Just across the street from the Girard Park Pond on the property of Jim Diaz.
Mr. Diaz and his neighbors say that after a downpour, you can’t stand in their backyards without at least knee high boots because of sewage backing up.
In fact, there’s still the smell of sewage and we haven’t had a significant amount of rain in this area in a little over a week.
“This is a hazard not only to our area of the community here but, a hazard to the park, a hazard to the university,” said Jim Diaz, a retired attorney who lives on Girard Park Circle.
The problem area is about 100 yards from University of Louisiana at Lafayette dorm rooms, and just across the street from the popular Girard Park.

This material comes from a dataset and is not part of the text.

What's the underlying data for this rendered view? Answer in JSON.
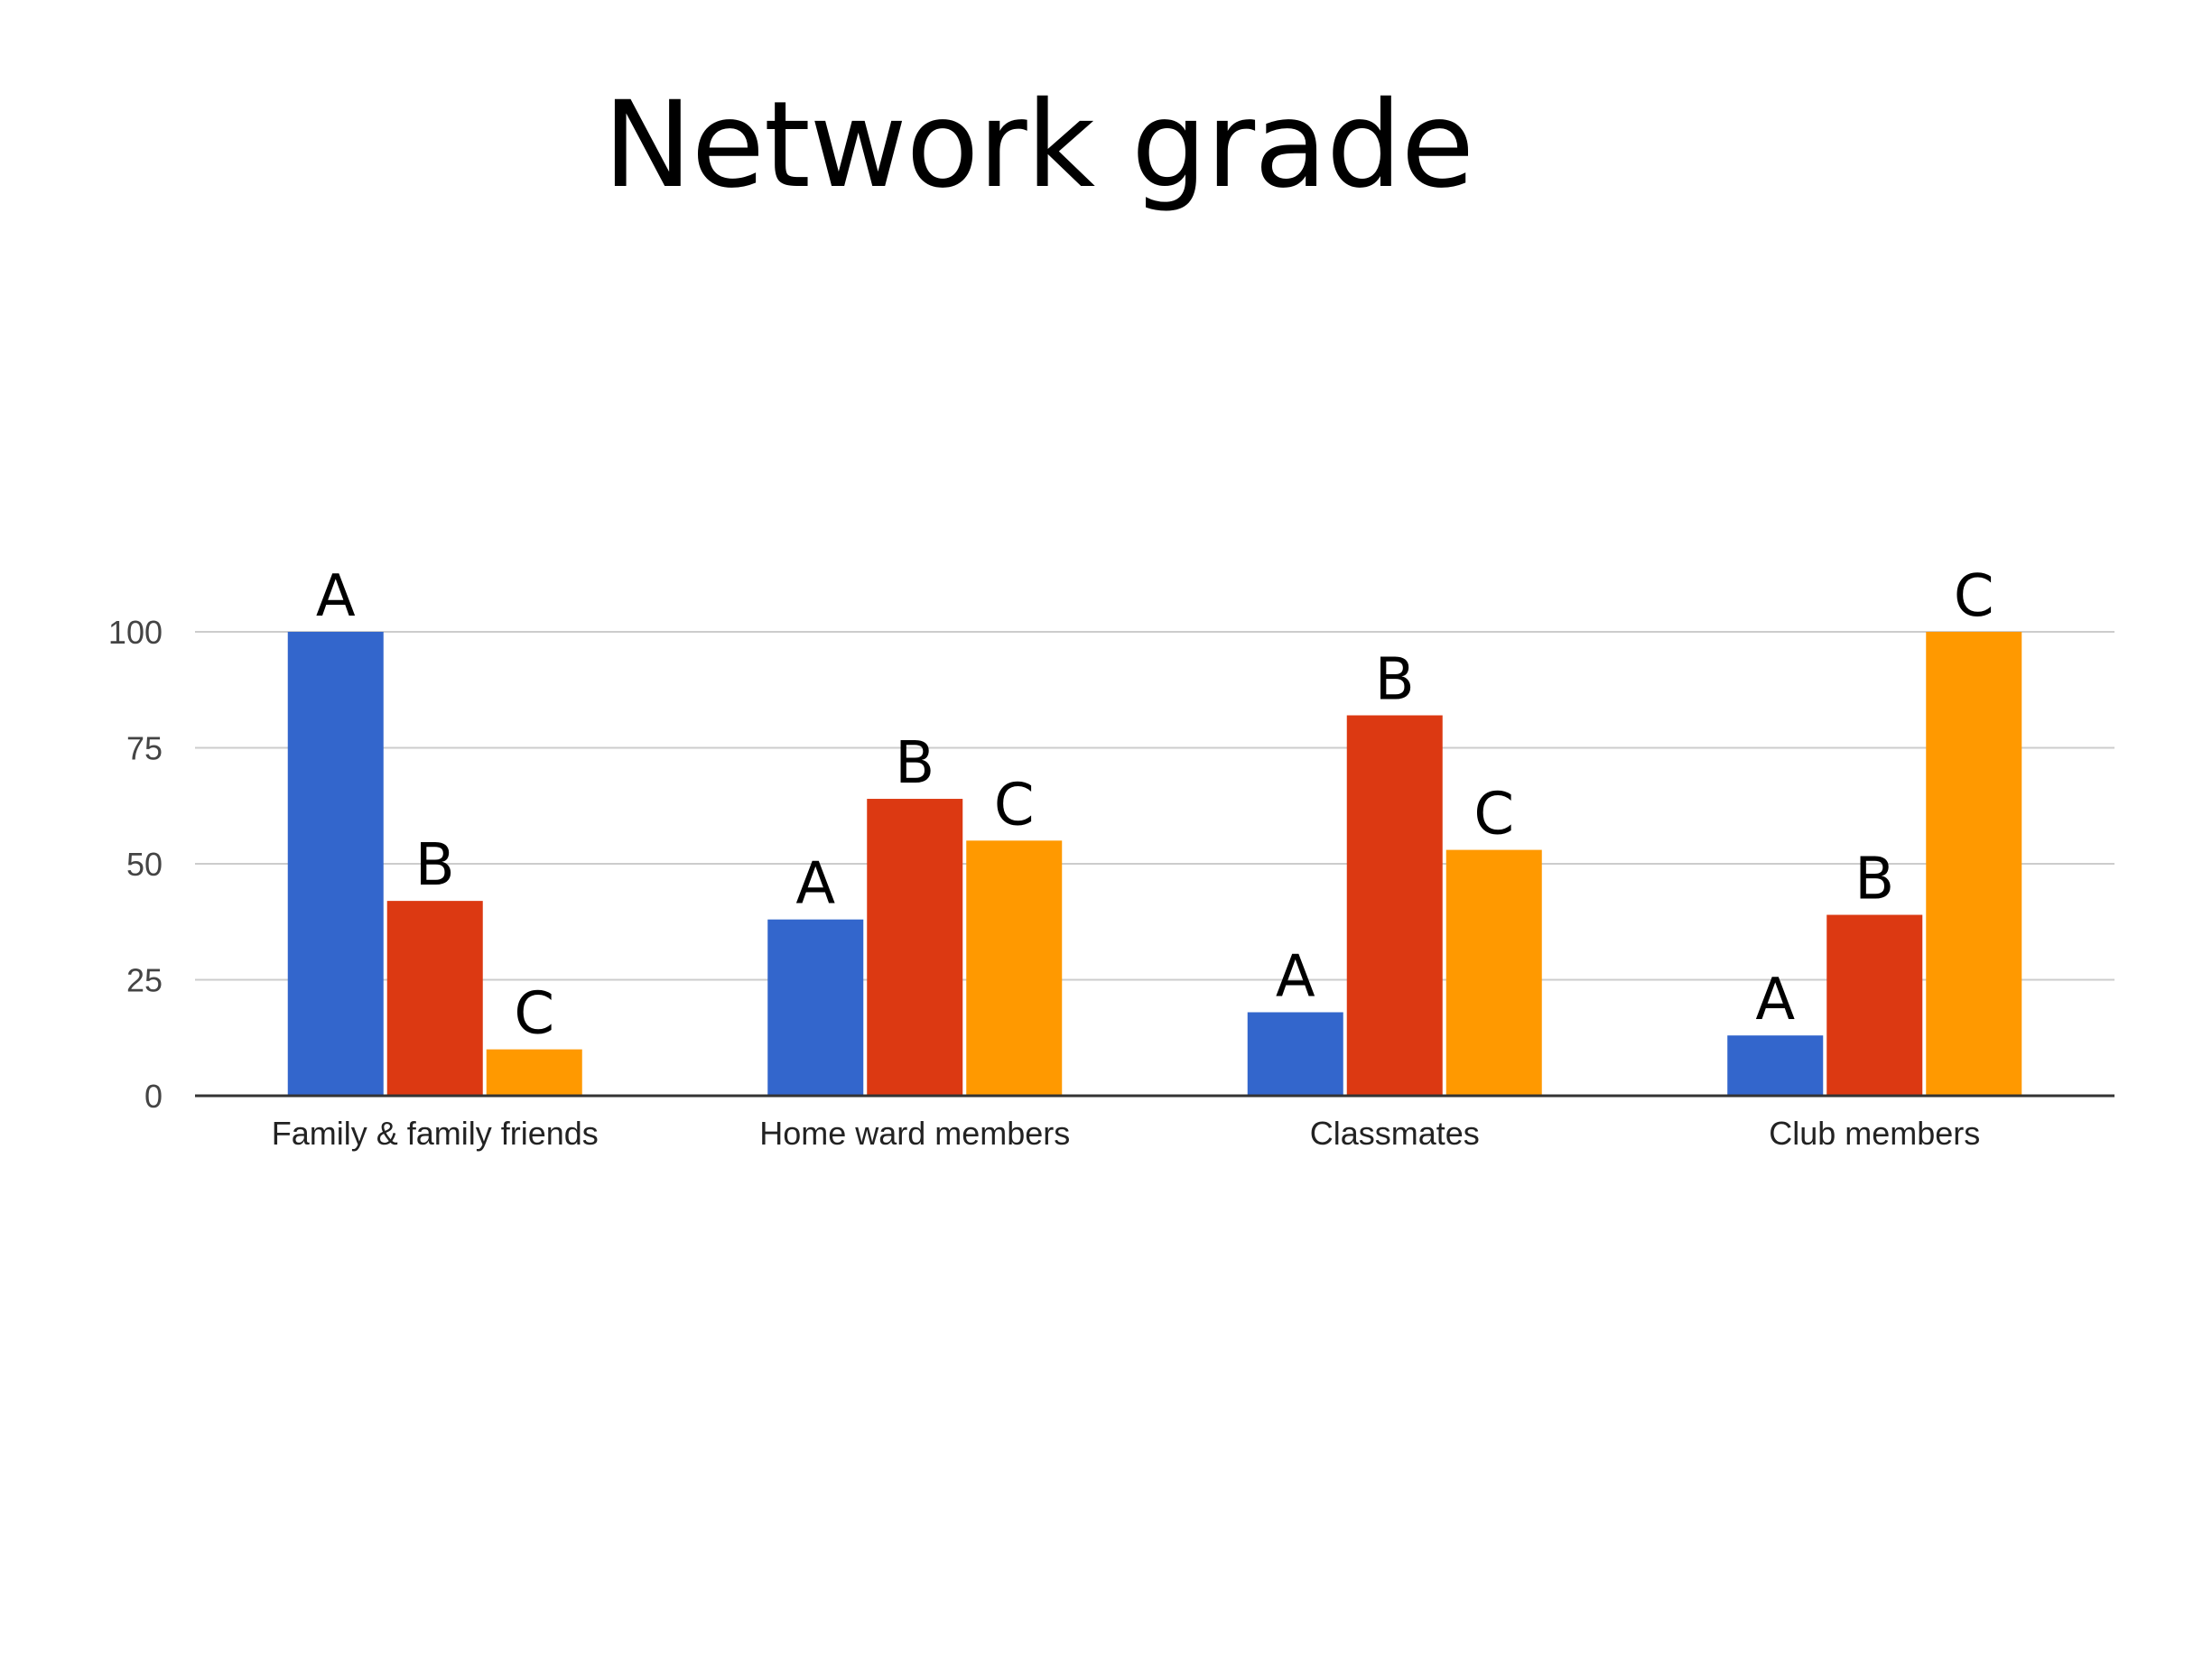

Wendy Hornung and her husband Kirk say, “there’s actually affluent which is human poo, condoms, toilet paper, and tampons floating around on the corners of our yard.”
There’s a public easement between the Hornung property and the house next door.
Neighborhood kids and college students use it as a shortcut either to the park or campus.
“So they’re, in essence, walking through a stream-bed of sewage,” Kirk Hornung said.
Diaz says after trying to work with the city on multiple occasions but only getting band-aid solutions, he decided to file suit.
Terry Huval, director of Lafayette Utilities System, says they only became aware of the issue a couple months ago but residents have video evidence of sewage back-up dating back to November 2015.
Huval says, the terrain in the area is an issue, which places the manholes at different heights.
In effort to stop the overflow, the manholes were raised.
“It’s basically a technique that we can use to help let the sewer system itself try to manage keeping those flows in the sewer system versus spreading out on somebody’s lawn or in somebodies bathtub,” Huval explains.
Which is basically the lesser of two evils. Huval says LUS deals with sewage issues often and spend millions solving them.
He says the task is no simple one but they’re determined to keep looking for a solution.